P S Y C H O L O G Y A N D E C O N O M I C S
· · Safety in Markets: An Impossibility Theorem for Dutch Books, 2004, joint with David Laibson.
Abstract: This paper explores the extent to which markets constrain preferences. First, we show that without transaction costs, agents are immune to exploitation in competitive markets. In particular, a sequence of trades leaving any market participant strictly worse off (termed a money losing Dutch book) is generically impossible. When transaction costs exist in the market, Dutch books are plausible only when agents have inaccurate beliefs about their own future behavior. Thus, markets are appropriate filters of non-standard preferences only when sufficient irrational behavioral expectations are allowed. Second, we show that while non-standard preferences may be sustained in competitive markets, they are generically non-identifiable. Under mild conditions, any profile of demands can be explained with a standard, time-consistent, model. Nonetheless, we demonstrate that such a model will have weak predictive power across markets if non-standard preferences indeed prevail.
Link to pdf file
· · What’s in a Surname? The Effects of Surname Initials on Academic Success, 2004, joint with Liran Einav. Abstract: We present evidence that a variety of proxies for success in the U.S. economics labor market (tenure at highly ranked schools, membership in the Econometric Society, and to a lesser extent, Nobel Prize and Clark Medal winnings) are correlated with surname initials, favoring economists with surname initials lower in the alphabet. These patterns persist even when controlling for country of origin, ethnicity, and religion. We suspect that these effects are related to the existing norm in economics prescribing alphabetical ordering of authors' credits. Indeed, there is no significant correlation between surname initials and tenure at departments of psychology, where authors are credited roughly according to their intellectual contribution. The economics market participants seem to react to this phenomenon. Analyzing publications in the top economics journals since 1980, we note two consistent patterns: authors participating in projects with more than three authors have significantly lower surname initials, and authors writing papers in which the order of credits is non-alphabetical have significantly higher surname initials.

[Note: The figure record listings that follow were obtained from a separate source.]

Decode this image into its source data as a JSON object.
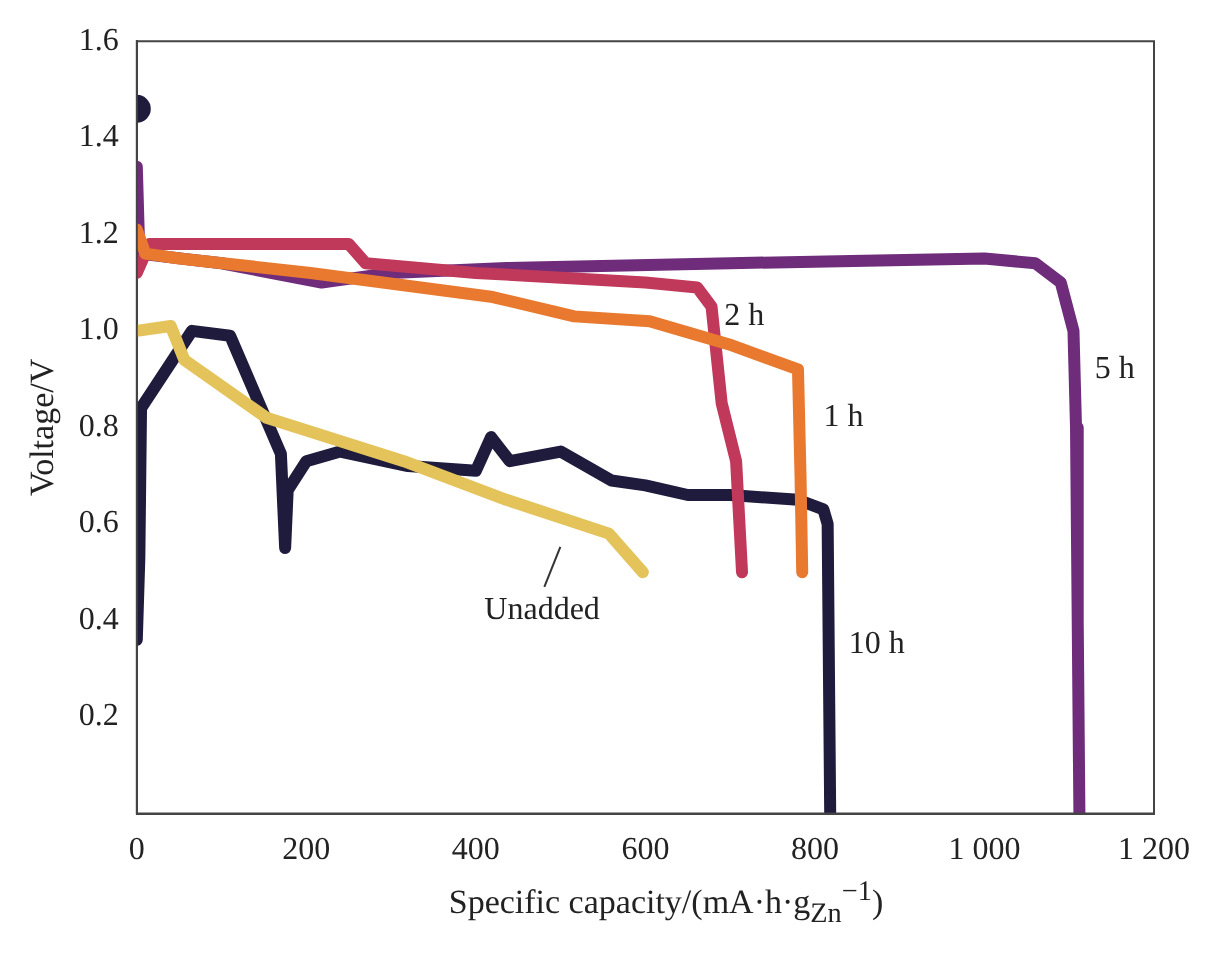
{
  "chart_data": {
    "type": "line",
    "xlabel": "Specific capacity/(mA·h·g$_{Zn}$$^{−1}$)",
    "ylabel": "Voltage/V",
    "xlim": [
      0,
      1200
    ],
    "xticks": [
      0,
      200,
      400,
      600,
      800,
      {
        "value": 1000,
        "label": "1 000"
      },
      {
        "value": 1200,
        "label": "1 200"
      }
    ],
    "ylim": [
      0,
      1.6
    ],
    "yticks": [
      0.2,
      0.4,
      0.6,
      0.8,
      {
        "value": 1.0,
        "label": "1.0"
      },
      1.2,
      1.4,
      1.6
    ],
    "grid": false,
    "legend": false,
    "marker": "none",
    "line_style": "solid",
    "series": [
      {
        "name": "Unadded",
        "color": "#e3c35a",
        "x": [
          0,
          40,
          56,
          153,
          315,
          436,
          557,
          597
        ],
        "values": [
          1.0,
          1.01,
          0.94,
          0.82,
          0.73,
          0.65,
          0.58,
          0.5
        ]
      },
      {
        "name": "1 h",
        "color": "#e8792f",
        "x": [
          0,
          10,
          50,
          205,
          420,
          516,
          605,
          702,
          780,
          783,
          785
        ],
        "values": [
          1.21,
          1.16,
          1.15,
          1.12,
          1.07,
          1.03,
          1.02,
          0.97,
          0.92,
          0.7,
          0.5
        ]
      },
      {
        "name": "2 h",
        "color": "#c0395a",
        "x": [
          0,
          15,
          250,
          270,
          400,
          600,
          661,
          678,
          690,
          707,
          714
        ],
        "values": [
          1.12,
          1.18,
          1.18,
          1.14,
          1.12,
          1.1,
          1.09,
          1.05,
          0.85,
          0.73,
          0.5
        ]
      },
      {
        "name": "5 h",
        "color": "#6e2c7a",
        "x": [
          0,
          3,
          100,
          218,
          300,
          436,
          700,
          1000,
          1060,
          1090,
          1105,
          1108,
          1110,
          1112
        ],
        "values": [
          1.34,
          1.16,
          1.14,
          1.1,
          1.12,
          1.13,
          1.14,
          1.15,
          1.14,
          1.1,
          1.0,
          0.8,
          0.4,
          0
        ]
      },
      {
        "name": "10 h",
        "color": "#1e1b3c",
        "x": [
          0,
          3,
          5,
          65,
          110,
          170,
          175,
          178,
          200,
          240,
          320,
          400,
          418,
          440,
          500,
          560,
          600,
          650,
          700,
          780,
          810,
          815,
          818
        ],
        "values": [
          0.36,
          0.53,
          0.84,
          1.0,
          0.99,
          0.745,
          0.55,
          0.67,
          0.73,
          0.75,
          0.72,
          0.71,
          0.78,
          0.73,
          0.75,
          0.69,
          0.68,
          0.66,
          0.66,
          0.65,
          0.63,
          0.6,
          0
        ]
      },
      {
        "type": "scatter",
        "marker": "circle",
        "color": "#1e1b3c",
        "x": [
          0
        ],
        "values": [
          1.46
        ]
      }
    ]
  }
}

Link to pdf file, faculty data, publications data
· · Frequent Social Comparisons, Self-Esteem, and Negative Emotions and Behaviors: The Dark Side of Social Comparisons, 2004, joint with Judith White, Ellen Langer, and Johnny Welch, Journal of Adult Development, forthcoming. Abstract: Social comparisons serve several positive functions, including self-enhancement. Frequent social comparisons, however, have a dark side. Two studies examined the relationship between frequent social comparisons and destructive emotions and behaviors. In Study 1, people who said they made frequent social comparisons were more likely to experience envy, guilt, regret, and to lie, blame others, get defensive, and to have unmet cravings. In Study 2, police officers who said they made frequent social comparisons were more likely show ingroup bias and to be less satisfied with their jobs. The dark side of frequent social comparisons was not associated with self-esteem. Results are discussed in terms of the role individual differences in social comparison processes. Link to pdf file
· · I’ll See It when I’ll Believe It – A Simple Model of Cognitive Consistency, 2002. Abstract: Psychological experiments demonstrate that people exhibit a taste for consistency. Individuals are inclined to interpret new evidence in ways that confirm their pre-existing beliefs. They also tend to change their beliefs to enhance the desirability of their past actions. I present a model that incorporates these effects into an agent's utility function and allows me to characterize when: 1. agents become under- and over-confident, 2. agents exhibit excess stickiness in action choices, 3. agents prefer less accurate signals, and 4. agents are willing to pay in order to forgo signals altogether. Applications to political campaigns and investment decisions are explored. Link to pdf file
· · Believe and Let Believe: Axiomatic Foundations for Belief Dependent Utility Functionals, 2001. Abstract: A large body of experimental data demonstrates that people's beliefs influence their well-being beyond the indirect effect through the actions taken. I present a model that incorporates beliefs into an agent's utility function. The paper provides axiomatic foundations for a special class of non-additive utility indices defined over infinite streams of beliefs and actions. I assume that: 1. there exists a (null) belief that does not have any effect on future preferences; 2. the agent has finite memory - only finite histories have an effect on current preferences; and 3. if the agent knows she will not be getting any additional future information, she prefers today's beliefs to be consistent with her past choices. Preferences satisfying these assumptions admit a generalized discounted utility representation in which all terms depend on both actions and beliefs. Experimental testability of the proposed framework is also discussed.